After seeing The Exorcist as a
teenager, I checked under my bed every
night to make sure a possessed Linda Blair wasn’t hiding there. So it was with
great trepidation that I pursued my morbid curiosity about a unique new horror
flick making its premiere not in a theater or online, but on your iPad: Haunting
Melissa.
“I wanted to tell a ghost story in a different way because
of the way technology was moving,” said movie producer Neal Edelstein, whose past work includes The Ring and Mulholland Drive. “I come from making movies, I love movies, I love
the cinema and storytelling in general,” he told Fox 411. “But I wanted to reinvent the way stories are told and
consumed.” He wanted to bring a ghost story to tablets and mobile devices, but
“it wasn't really until I saw [the iPad] that I went, ‘OK this is it ...
now I can do it.’”
Toward that end,
Edelstein created Hooked Digital Media and invited his writer friend Andrew Klavan to collaborate on Haunting Melissa, a movie for an Apple-only app – the first of its kind – that delivers the
story to your device in fragments at unpredictable times. Edelstein added
another twist as well: “I invented this thing called ‘dynamic story elements’

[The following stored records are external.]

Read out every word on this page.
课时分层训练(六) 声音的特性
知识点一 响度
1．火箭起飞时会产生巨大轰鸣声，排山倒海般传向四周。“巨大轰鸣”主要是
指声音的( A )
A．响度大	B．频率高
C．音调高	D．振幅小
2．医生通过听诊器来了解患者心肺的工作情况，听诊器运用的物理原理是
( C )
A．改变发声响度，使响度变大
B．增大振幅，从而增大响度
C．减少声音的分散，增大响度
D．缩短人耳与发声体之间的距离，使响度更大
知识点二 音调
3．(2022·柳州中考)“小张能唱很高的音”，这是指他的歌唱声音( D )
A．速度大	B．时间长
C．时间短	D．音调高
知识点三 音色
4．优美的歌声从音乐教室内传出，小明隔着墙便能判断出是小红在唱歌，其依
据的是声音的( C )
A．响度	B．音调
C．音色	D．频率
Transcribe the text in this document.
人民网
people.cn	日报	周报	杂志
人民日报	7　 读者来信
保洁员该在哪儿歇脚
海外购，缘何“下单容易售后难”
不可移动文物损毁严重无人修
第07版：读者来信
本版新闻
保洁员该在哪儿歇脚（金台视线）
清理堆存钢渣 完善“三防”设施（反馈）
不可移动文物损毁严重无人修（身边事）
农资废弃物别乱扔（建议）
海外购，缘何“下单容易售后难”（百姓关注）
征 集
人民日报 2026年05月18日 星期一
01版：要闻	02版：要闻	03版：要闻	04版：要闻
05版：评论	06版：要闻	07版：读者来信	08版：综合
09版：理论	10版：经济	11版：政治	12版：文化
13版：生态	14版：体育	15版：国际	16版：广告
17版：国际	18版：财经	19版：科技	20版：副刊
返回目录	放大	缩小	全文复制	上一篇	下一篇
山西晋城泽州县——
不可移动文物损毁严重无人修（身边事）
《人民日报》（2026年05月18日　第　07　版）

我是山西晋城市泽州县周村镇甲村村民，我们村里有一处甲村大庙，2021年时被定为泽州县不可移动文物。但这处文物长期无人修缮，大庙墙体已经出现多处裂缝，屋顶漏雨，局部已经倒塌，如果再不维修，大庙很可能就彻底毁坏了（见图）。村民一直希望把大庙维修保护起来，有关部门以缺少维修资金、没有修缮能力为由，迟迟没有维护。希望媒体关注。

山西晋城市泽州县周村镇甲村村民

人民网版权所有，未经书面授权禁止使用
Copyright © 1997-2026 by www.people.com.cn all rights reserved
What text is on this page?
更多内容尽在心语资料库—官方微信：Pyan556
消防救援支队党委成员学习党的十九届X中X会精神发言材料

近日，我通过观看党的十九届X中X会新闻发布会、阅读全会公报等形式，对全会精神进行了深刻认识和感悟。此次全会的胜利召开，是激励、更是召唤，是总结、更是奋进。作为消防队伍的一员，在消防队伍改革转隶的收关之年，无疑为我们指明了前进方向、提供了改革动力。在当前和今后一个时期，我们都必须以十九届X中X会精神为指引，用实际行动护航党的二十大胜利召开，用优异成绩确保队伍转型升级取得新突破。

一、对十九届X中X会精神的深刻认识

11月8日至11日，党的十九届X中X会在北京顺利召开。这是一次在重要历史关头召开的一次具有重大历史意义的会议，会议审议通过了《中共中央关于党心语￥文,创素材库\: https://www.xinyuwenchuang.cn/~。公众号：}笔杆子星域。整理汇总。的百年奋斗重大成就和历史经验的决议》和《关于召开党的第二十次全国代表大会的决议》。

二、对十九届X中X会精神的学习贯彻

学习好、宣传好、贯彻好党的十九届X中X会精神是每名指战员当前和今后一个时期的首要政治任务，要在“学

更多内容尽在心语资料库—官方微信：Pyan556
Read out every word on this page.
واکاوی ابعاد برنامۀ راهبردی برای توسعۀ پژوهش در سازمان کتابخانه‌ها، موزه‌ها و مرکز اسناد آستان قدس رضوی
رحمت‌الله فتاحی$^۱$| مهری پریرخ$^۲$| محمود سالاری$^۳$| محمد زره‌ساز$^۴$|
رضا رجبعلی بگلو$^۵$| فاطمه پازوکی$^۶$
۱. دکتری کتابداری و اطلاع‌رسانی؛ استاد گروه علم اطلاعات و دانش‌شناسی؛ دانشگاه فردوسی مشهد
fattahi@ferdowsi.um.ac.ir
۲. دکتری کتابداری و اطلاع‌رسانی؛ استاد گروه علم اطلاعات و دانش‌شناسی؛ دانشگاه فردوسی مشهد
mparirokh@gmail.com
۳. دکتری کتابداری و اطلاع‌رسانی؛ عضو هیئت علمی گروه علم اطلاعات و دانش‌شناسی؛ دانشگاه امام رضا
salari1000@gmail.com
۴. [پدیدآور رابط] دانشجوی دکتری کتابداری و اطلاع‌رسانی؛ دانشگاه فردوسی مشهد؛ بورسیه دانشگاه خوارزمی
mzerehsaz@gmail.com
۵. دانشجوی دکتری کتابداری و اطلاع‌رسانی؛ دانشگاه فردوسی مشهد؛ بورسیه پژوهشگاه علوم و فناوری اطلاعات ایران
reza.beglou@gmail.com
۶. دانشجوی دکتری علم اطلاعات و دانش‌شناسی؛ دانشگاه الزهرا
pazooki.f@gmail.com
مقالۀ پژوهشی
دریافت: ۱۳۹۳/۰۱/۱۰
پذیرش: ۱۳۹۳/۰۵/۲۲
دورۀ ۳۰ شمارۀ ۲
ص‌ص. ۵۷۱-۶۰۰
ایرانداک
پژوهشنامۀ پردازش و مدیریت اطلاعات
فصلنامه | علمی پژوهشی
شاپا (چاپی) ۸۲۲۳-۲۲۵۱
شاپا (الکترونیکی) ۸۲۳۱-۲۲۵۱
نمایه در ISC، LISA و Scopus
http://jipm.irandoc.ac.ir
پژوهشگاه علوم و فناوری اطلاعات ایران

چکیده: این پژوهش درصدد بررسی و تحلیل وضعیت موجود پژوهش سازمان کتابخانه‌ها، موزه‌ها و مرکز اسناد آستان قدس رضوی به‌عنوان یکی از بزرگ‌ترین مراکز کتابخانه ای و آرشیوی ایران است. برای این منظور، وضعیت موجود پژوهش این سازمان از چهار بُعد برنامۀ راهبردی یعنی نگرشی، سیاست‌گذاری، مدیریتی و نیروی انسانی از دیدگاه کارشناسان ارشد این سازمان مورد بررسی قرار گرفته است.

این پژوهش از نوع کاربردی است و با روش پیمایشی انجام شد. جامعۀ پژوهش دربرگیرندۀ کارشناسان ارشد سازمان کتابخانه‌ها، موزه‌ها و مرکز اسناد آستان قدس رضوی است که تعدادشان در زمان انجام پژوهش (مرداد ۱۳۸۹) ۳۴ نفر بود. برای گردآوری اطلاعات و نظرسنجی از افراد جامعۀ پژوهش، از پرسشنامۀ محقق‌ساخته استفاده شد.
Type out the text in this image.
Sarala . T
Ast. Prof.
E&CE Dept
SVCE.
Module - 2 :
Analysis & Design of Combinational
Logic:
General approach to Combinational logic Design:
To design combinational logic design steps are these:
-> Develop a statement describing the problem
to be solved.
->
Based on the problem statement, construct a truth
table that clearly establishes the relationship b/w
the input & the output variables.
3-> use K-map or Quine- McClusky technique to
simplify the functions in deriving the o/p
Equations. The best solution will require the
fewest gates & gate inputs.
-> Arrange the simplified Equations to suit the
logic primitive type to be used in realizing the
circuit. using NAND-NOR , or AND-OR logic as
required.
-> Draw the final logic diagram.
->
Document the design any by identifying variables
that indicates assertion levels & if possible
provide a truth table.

which means if you go back and watch something it may change. I wanted to have
this story evolve and change, almost as if your device is haunted.”
Klavan’s
screenplay for Haunting Melissa
is about a young woman alone in an isolated farmhouse after her mother has
died, and her salesman father is away traveling. Melissa begins to hear voices
and see visions that she believes are messages from her dead mother. She soon
begins to wonder whether she is going insane – as her mother did before her.
Stephen King, who knows a thing or two about scary books,
has called Andrew Klaven “the most original American novelist of crime and suspense
since Cornell Woolrich” (a crime writer
who has been ranked behind only Dashiell
Hammett, Erle Stanley Gardner and Raymond Chandler).